Nel novembre del 1897 un certo signor Roux fece una notevole scoperta archeologica in un campo a nord di Coligny, Ain, Francia. Trovò sotto terra una statua della divinità romana Marte e con essa i resti, in pezzi e mal suddivisi, di ciò che una volta era stata una grande placca di bronzo. C´erano 153 singoli frammenti connessi con la targa, la maggior parte dei quali portava una qualche forma di scrittura, accompagnata da marchi di taratura e valori numerici.
La scritta, anche se usava lettere e numeri romani, era in un´antica lingua della Gallia, vagamente riconoscibile come la terminologia utilizzata dai Druidi per indicare le fasi lunari o feste.
Si pensa che il Calendario Coligny risalga al 50 d.C. circa, ossia un secolo dopo che i Romani avevano conquistato la Gallia sotto Giulio Cesare.
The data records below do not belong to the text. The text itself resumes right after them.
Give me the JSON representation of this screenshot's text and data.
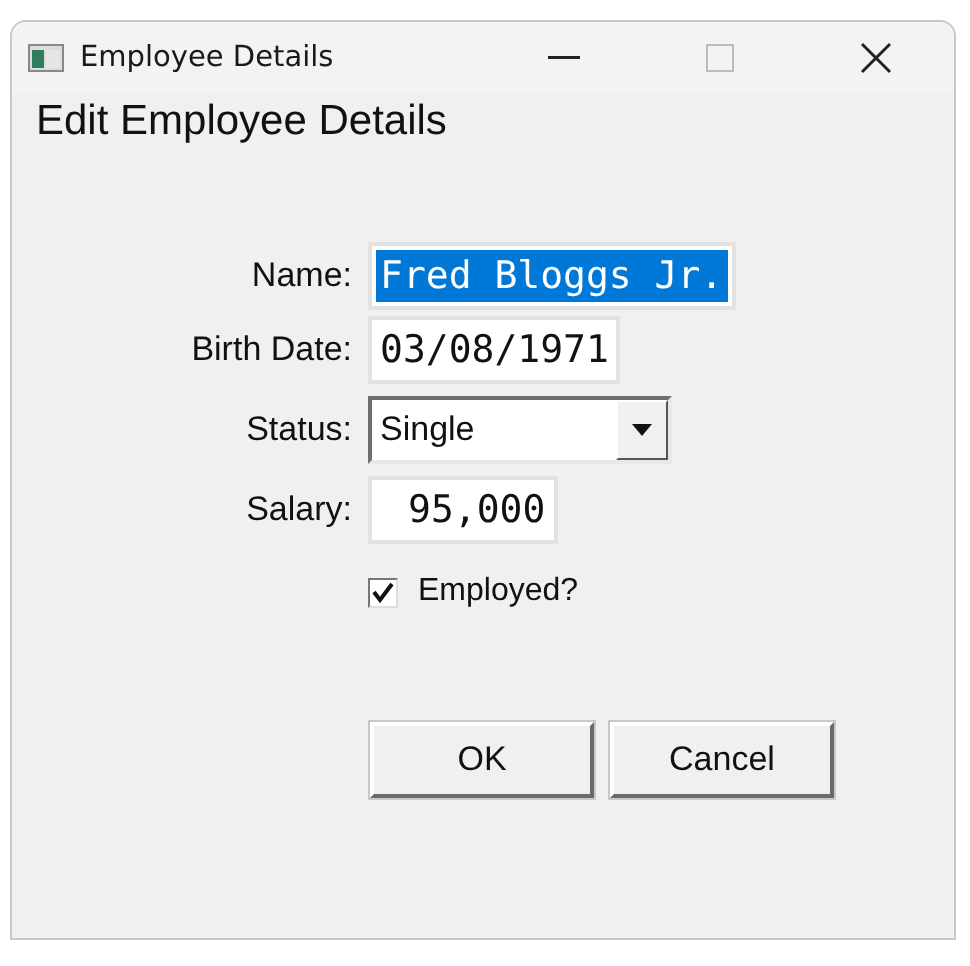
{
  "window": {
    "title": "Employee Details"
  },
  "heading": "Edit Employee Details",
  "fields": [
    {
      "kind": "text",
      "label": "Name:",
      "value": "Fred Bloggs Jr.",
      "text_selected": true
    },
    {
      "kind": "text",
      "label": "Birth Date:",
      "value": "03/08/1971",
      "text_selected": false
    },
    {
      "kind": "select",
      "label": "Status:",
      "value": "Single"
    },
    {
      "kind": "number",
      "label": "Salary:",
      "value": "95,000",
      "text_selected": false
    }
  ],
  "employed": {
    "label": "Employed?",
    "checked": true
  },
  "buttons": [
    "OK",
    "Cancel"
  ]
}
Erano i frammenti di quella che era stata, un tempo, una durevole targa di bronzo, faceva pensare ad un atto di violenza ad opera di individui invasi da un gran disprezzo... forse romani che intendevano far valere il sistema del Calendario Giuliano... o più probabilmente cristiani romani, desiderosi di far valere gli editti della Chiesa e cancellare tutte le cose pagane... comprese le immagini di divinità non cristiane.
Era un miracolo che una parte di quei preziosi pezzi di metalli fosse sopravvissuta e ci si mise a speculare se alcuni vecchi sacerdoti Druidici potessero aver raccolto i resti fracassati di una calcolatrice scientifica, a loro cara, per depositarli e garantirne la conservazione nella foresta.
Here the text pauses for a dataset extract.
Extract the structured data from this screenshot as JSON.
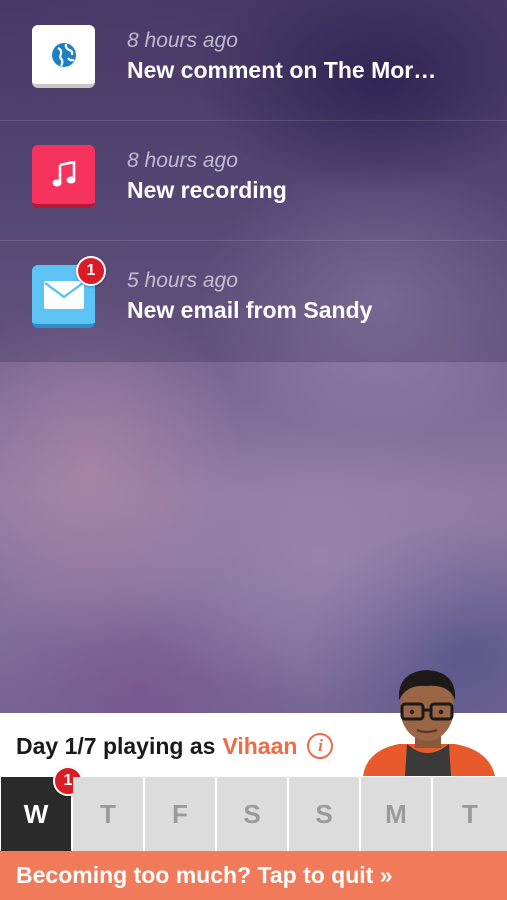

Un´epoca segnata dalla realizzazione scientifica fu eclissata da un lungo, pericoloso periodo, in cui l´ignoranza e la brutalità affogavano la conoscenza dei vecchi saggi ed estinguono le conoscenze scientifiche accumulate da millenni. I frammenti del Calendario di Coligny erano destinati a rimanere indisturbati nel loro nascondiglio per molti secoli, sino a un momento in cui potessero emergere in un mondo che desiderasse preservarli. Che cosa può raccontarci il Calendario Coligny sulle ricerche astronomiche e matematiche degli antichi Druidi pre–cristiani della Francia?